Mas não era essa a única semelhança entre uma e outra apresentação. Com 11 anos de diferença, Jorge Jesus vestiu-se exatamente da mesma maneira: fato escuro, camisa branca, gravata vermelha. Falou, sublinhou a vontade de ganhar por ser isso aquilo a que está “habituado”, lembrou o Flamengo mas não quis comentar o substituto que estava a ser apresentado à mesma hora (Domènec Torrent, que disse pensar o jogo como o antecessor), explicou que é agora “conhecido em todo o mundo”, posou para a fotografia da praxe com Vieira e Costa desceu da espécie de palco montado em cima do relvado sintético. Cumprimentou Luisão, que vai integrar a estrutura encarnada como diretor técnico, dirigiu-se depois aos cinco capitães e movimentou-se pelas filas mais recuadas, onde estavam alguns convidados (Júlio António ou Carlos Janela, além de vários vices da Direção) e o advogado Luís Miguel Henrique, antes também de acenar aos jornalistas.

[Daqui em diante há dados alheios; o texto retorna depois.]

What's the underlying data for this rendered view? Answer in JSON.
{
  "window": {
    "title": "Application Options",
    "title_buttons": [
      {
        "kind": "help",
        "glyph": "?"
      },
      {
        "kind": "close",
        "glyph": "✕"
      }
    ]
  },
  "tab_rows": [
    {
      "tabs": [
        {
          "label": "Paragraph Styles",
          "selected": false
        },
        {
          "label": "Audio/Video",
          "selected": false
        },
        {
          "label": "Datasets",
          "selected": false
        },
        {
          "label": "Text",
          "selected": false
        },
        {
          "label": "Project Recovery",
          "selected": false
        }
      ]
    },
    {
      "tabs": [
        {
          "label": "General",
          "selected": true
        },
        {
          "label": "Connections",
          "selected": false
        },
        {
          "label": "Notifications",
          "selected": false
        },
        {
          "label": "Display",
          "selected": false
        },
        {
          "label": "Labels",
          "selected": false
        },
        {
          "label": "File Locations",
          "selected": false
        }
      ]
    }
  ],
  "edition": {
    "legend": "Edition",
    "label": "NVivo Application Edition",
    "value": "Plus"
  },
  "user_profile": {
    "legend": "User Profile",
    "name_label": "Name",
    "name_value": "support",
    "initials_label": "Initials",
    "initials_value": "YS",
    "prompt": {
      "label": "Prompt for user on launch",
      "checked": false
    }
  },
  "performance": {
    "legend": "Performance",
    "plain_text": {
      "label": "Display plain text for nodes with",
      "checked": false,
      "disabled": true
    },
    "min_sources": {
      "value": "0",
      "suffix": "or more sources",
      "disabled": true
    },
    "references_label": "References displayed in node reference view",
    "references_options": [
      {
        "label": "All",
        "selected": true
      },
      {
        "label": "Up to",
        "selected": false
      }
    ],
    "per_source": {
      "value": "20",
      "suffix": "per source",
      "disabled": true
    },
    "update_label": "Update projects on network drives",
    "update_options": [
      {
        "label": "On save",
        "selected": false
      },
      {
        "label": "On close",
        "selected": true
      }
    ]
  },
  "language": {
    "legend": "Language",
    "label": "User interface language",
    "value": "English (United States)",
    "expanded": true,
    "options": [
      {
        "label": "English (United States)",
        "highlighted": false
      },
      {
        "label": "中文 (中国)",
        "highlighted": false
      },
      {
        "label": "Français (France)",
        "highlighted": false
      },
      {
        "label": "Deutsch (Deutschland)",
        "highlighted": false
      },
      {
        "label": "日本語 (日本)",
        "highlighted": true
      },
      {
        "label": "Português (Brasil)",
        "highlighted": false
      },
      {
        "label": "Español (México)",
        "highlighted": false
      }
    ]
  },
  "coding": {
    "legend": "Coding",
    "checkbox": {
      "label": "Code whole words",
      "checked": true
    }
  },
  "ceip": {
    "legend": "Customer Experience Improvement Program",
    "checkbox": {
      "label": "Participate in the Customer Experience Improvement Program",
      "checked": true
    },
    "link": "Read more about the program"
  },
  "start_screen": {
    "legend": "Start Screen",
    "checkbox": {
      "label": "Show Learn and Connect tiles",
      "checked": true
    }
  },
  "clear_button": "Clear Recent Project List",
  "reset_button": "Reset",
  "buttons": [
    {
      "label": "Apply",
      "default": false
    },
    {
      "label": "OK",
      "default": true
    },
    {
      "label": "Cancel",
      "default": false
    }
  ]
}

À porta do Seixal, além dos aplausos aos jogadores que passaram, saltava à vista a camisola com o nome de Jesus. FILIPE AMORIM/OBSERVADOR

E se dentro do Campus do Seixal o sentimento era de felicidade e tranquilidade, com jazz a tocar antes e depois da apresentação, num ambiente que fazia lembrar um coffee break no lobby de um qualquer hotel, cá fora a sensação era de expectativa. Alguns adeptos, cerca de três dezenas, aguardaram pela entrada dos principais nomes que marcaram presença no evento, com Luisão e o suíço Haris Seferovic a serem os mais aplaudidos. Entre conversas indiscriminadas sobre o regresso do treinador e as opções dos antecessores – “aquilo não é só pôr avançados lá para dentro!”, ouvia-se –, saltava à vista uma camisola: nas costas, ao invés do nome de um jogador, lia-se Jesus. O número, esse, era o 33, o 33.º. O Campeonato conquistado pelo Benfica, em 2014, e o título que deu início ao tetracampeonato alcançado já com Rui Vitória e com Jorge Jesus no rival Sporting.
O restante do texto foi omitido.